Wider concern in Pune's IT sector

ThynkTech is the fifth IT company in Pune to shut down in the past eight months. According to FITE, about 4,000 to 5,000 IT professionals have lost their jobs in this period. Three of the five firms are from the Hinjewadi IT hub and the rest are from the Viman Nagar-Kharadi IT hub.

Human Cost

It has been a big blow for many impacted employees. A 24-year-old engineering graduate from Jalna, hired through campus placement, said he was promised a ₹15,000 stipend during training and a ₹5.5 lakh annual package upon confirmation. He paid the ₹15,000 laptop deposit but never received the laptop or any salary.

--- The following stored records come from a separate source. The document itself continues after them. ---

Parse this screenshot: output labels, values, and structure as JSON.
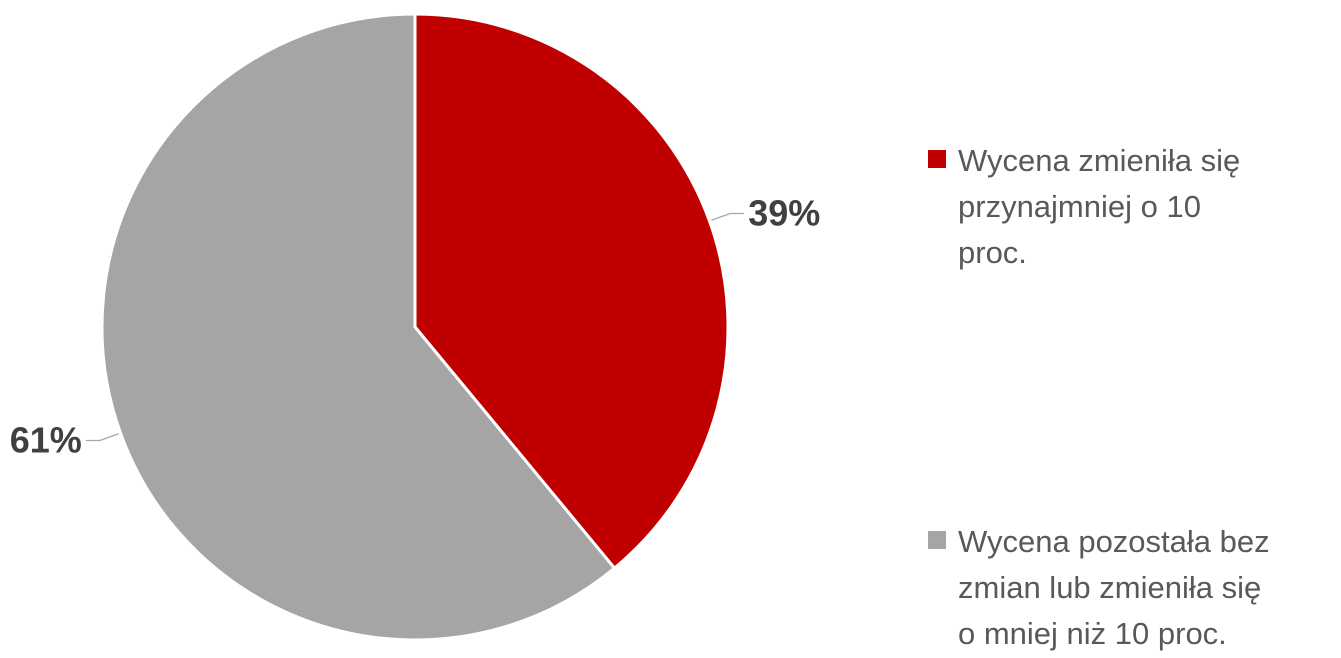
{
  "chart_data": {
    "type": "pie",
    "title": "",
    "start_angle_deg": 0,
    "direction": "clockwise",
    "slices": [
      {
        "name": "Wycena zmieniła się przynajmniej o 10 proc.",
        "legend_text": "Wycena zmieniła się\nprzynajmniej o 10\nproc.",
        "value": 39,
        "label": "39%",
        "color": "#c00000"
      },
      {
        "name": "Wycena pozostała bez zmian lub zmieniła się o mniej niż 10 proc.",
        "legend_text": "Wycena pozostała bez\nzmian lub zmieniła się\no mniej niż 10 proc.",
        "value": 61,
        "label": "61%",
        "color": "#a5a5a5"
      }
    ],
    "legend_position": "right"
  }
}
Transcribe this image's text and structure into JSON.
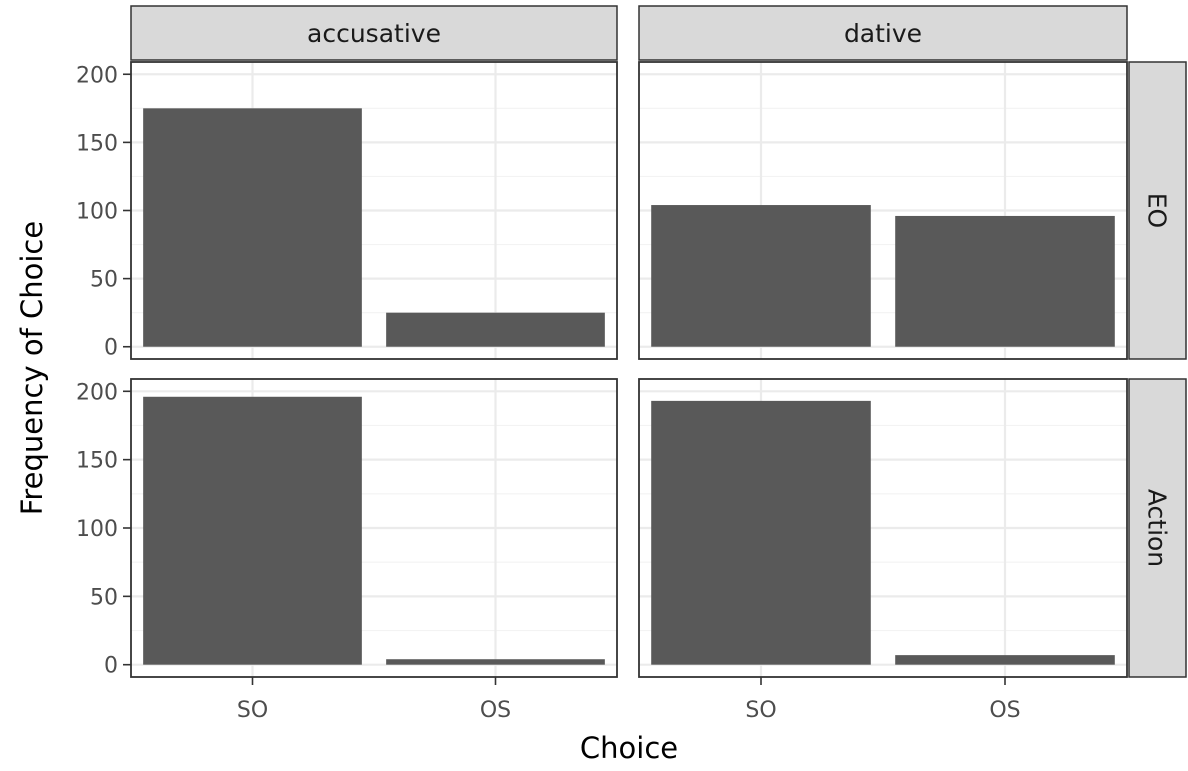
{
  "chart_data": {
    "type": "bar",
    "xlabel": "Choice",
    "ylabel": "Frequency of Choice",
    "categories": [
      "SO",
      "OS"
    ],
    "ylim": [
      0,
      200
    ],
    "y_ticks": [
      0,
      50,
      100,
      150,
      200
    ],
    "grid": true,
    "bar_color": "#595959",
    "facet_columns": [
      "accusative",
      "dative"
    ],
    "facet_rows": [
      "EO",
      "Action"
    ],
    "panels": [
      {
        "row": "EO",
        "column": "accusative",
        "values": [
          175,
          25
        ]
      },
      {
        "row": "EO",
        "column": "dative",
        "values": [
          104,
          96
        ]
      },
      {
        "row": "Action",
        "column": "accusative",
        "values": [
          196,
          4
        ]
      },
      {
        "row": "Action",
        "column": "dative",
        "values": [
          193,
          7
        ]
      }
    ]
  }
}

Pragati, a ThynkTech employee, expressed a common fear among the affected freshers: “We can’t even put our company’s name on our CV because it doesn’t count as work experience. Who will give us a job?" The 22-year-old intern from Nandurbar who was desperate for a job had paid a deposit after clearing an online interview. "I am poor and have no support, but I paid the deposit," he said.

What next?

Police and labour department investigations are ongoing. The Deputy Labour Commissioner has confirmed receiving complaints and has begun a review of the matter. For now, hundreds of employees remain in limbo—waiting for their salaries, their deposits, and answers.